The Marvels – A playful novel of real life lived on a theater stage

See sample pages from this book at Wink.

1766. A ship named the Kraken. A little girl tied to the mast, her face darkened by the shadow of a fearsome sea monster. It's approaching, closer, closer, its teeth just inches from her face. But none of this is real.

Pan back to reveal an audience – and that's when we realize that we, like them, are being treated to a performance. All this comes in the first few pages of Brian Selznick's The Marvels and it sets the tone for everything after. Stories within stories, books inside plays, real life lived out on a theatre stage.

The Marvels is a novel of two halves. Part one consists of a 400-page collection of immersive black-and-white pencil drawings that tell the story of the Marvel family. From modest roots to fame and fortune, from lucky escapes to fiery ends. Part two is a short novel in itself, picking up in 1990 with young runaway Joseph Jervis absconding from boarding school in order to search out his enigmatic uncle, Mr A. Nightingale, and then discovering the history of the Marvel family for himself.

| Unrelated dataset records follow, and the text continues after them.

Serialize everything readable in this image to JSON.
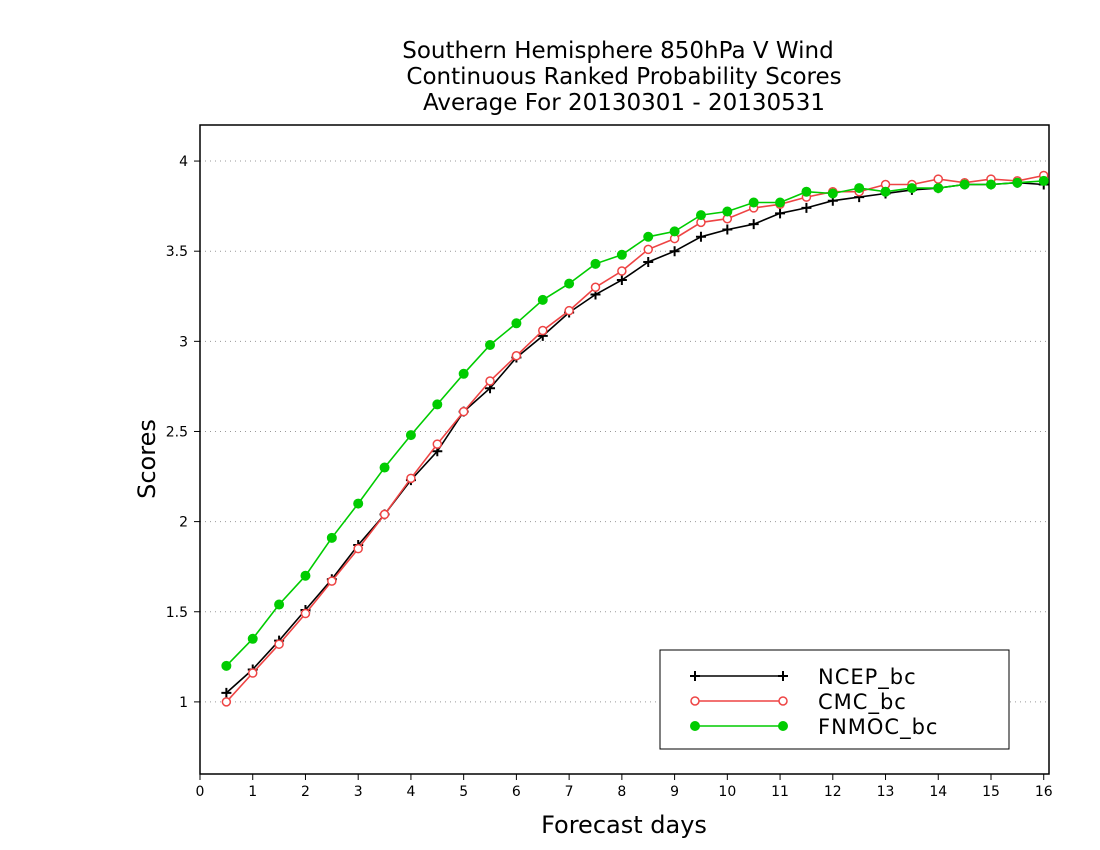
{
  "chart_data": {
    "type": "line",
    "title": [
      "Southern Hemisphere 850hPa V Wind",
      "Continuous Ranked Probability Scores",
      "Average For 20130301 - 20130531"
    ],
    "xlabel": "Forecast days",
    "ylabel": "Scores",
    "xlim": [
      0,
      16.1
    ],
    "ylim": [
      0.6,
      4.2
    ],
    "xticks": [
      0,
      1,
      2,
      3,
      4,
      5,
      6,
      7,
      8,
      9,
      10,
      11,
      12,
      13,
      14,
      15,
      16
    ],
    "yticks": [
      1,
      1.5,
      2,
      2.5,
      3,
      3.5,
      4
    ],
    "ytick_labels": [
      "1",
      "1.5",
      "2",
      "2.5",
      "3",
      "3.5",
      "4"
    ],
    "grid": "horizontal dotted",
    "legend_position": "bottom-right",
    "x": [
      0.5,
      1,
      1.5,
      2,
      2.5,
      3,
      3.5,
      4,
      4.5,
      5,
      5.5,
      6,
      6.5,
      7,
      7.5,
      8,
      8.5,
      9,
      9.5,
      10,
      10.5,
      11,
      11.5,
      12,
      12.5,
      13,
      13.5,
      14,
      14.5,
      15,
      15.5,
      16
    ],
    "series": [
      {
        "name": "NCEP_bc",
        "color": "#000000",
        "marker": "plus",
        "values": [
          1.05,
          1.18,
          1.34,
          1.51,
          1.68,
          1.87,
          2.04,
          2.23,
          2.39,
          2.61,
          2.74,
          2.91,
          3.03,
          3.16,
          3.26,
          3.34,
          3.44,
          3.5,
          3.58,
          3.62,
          3.65,
          3.71,
          3.74,
          3.78,
          3.8,
          3.82,
          3.84,
          3.85,
          3.87,
          3.87,
          3.88,
          3.87
        ]
      },
      {
        "name": "CMC_bc",
        "color": "#ee4444",
        "marker": "open-circle",
        "values": [
          1.0,
          1.16,
          1.32,
          1.49,
          1.67,
          1.85,
          2.04,
          2.24,
          2.43,
          2.61,
          2.78,
          2.92,
          3.06,
          3.17,
          3.3,
          3.39,
          3.51,
          3.57,
          3.66,
          3.68,
          3.74,
          3.76,
          3.8,
          3.83,
          3.83,
          3.87,
          3.87,
          3.9,
          3.88,
          3.9,
          3.89,
          3.92
        ]
      },
      {
        "name": "FNMOC_bc",
        "color": "#00cc00",
        "marker": "filled-circle",
        "values": [
          1.2,
          1.35,
          1.54,
          1.7,
          1.91,
          2.1,
          2.3,
          2.48,
          2.65,
          2.82,
          2.98,
          3.1,
          3.23,
          3.32,
          3.43,
          3.48,
          3.58,
          3.61,
          3.7,
          3.72,
          3.77,
          3.77,
          3.83,
          3.82,
          3.85,
          3.83,
          3.85,
          3.85,
          3.87,
          3.87,
          3.88,
          3.89
        ]
      }
    ]
  }
}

The illustrations of part one are a real pleasure and very manageable in one sitting. With every image realized on a two-page spread, there are layers and intimate details to get lost in. A range of pencil techniques capture the story's varied landscapes, which switch from brooding oceans to tropical forests to cobblestoned alleyways. Selznick obviously doesn't believe in white space. He doesn't even believe in margins. Every page is decorated to its very edge and the print quality is top-class. It all may look freshly drawn, but don't worry about wiping your fingers, there's no risk of smudging here.

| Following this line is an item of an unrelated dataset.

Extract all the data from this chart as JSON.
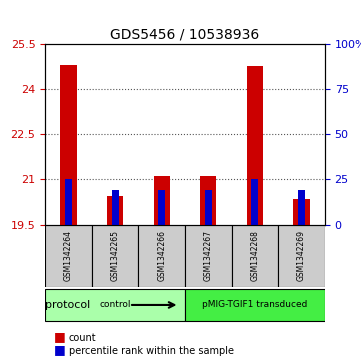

The Marvels' story begins in classic adventure territory, then stands back and acknowledges its influences with pleasing allusions to Tintin, Robert Louis Stevenson and a healthy sprinkling of Shakespeare. When the story gets up to date in part two, however, it carries an emotional heft and grounds itself very much in the real world. This is a children's book that is admirably progressive in its depictions of non-nuclear families – which is a bone of contention for some Amazon reviewers but gets a huge thumbs-up from me. Selznick's Afterword is an interesting read in itself, citing his inspirations and adding a layer of non-fiction to this story about stories.

Full of reversals and inversions, The Marvels is a work that is playful, inventive and has a few good surprises up its sleeve. Like the preface says, You either see it or you don't.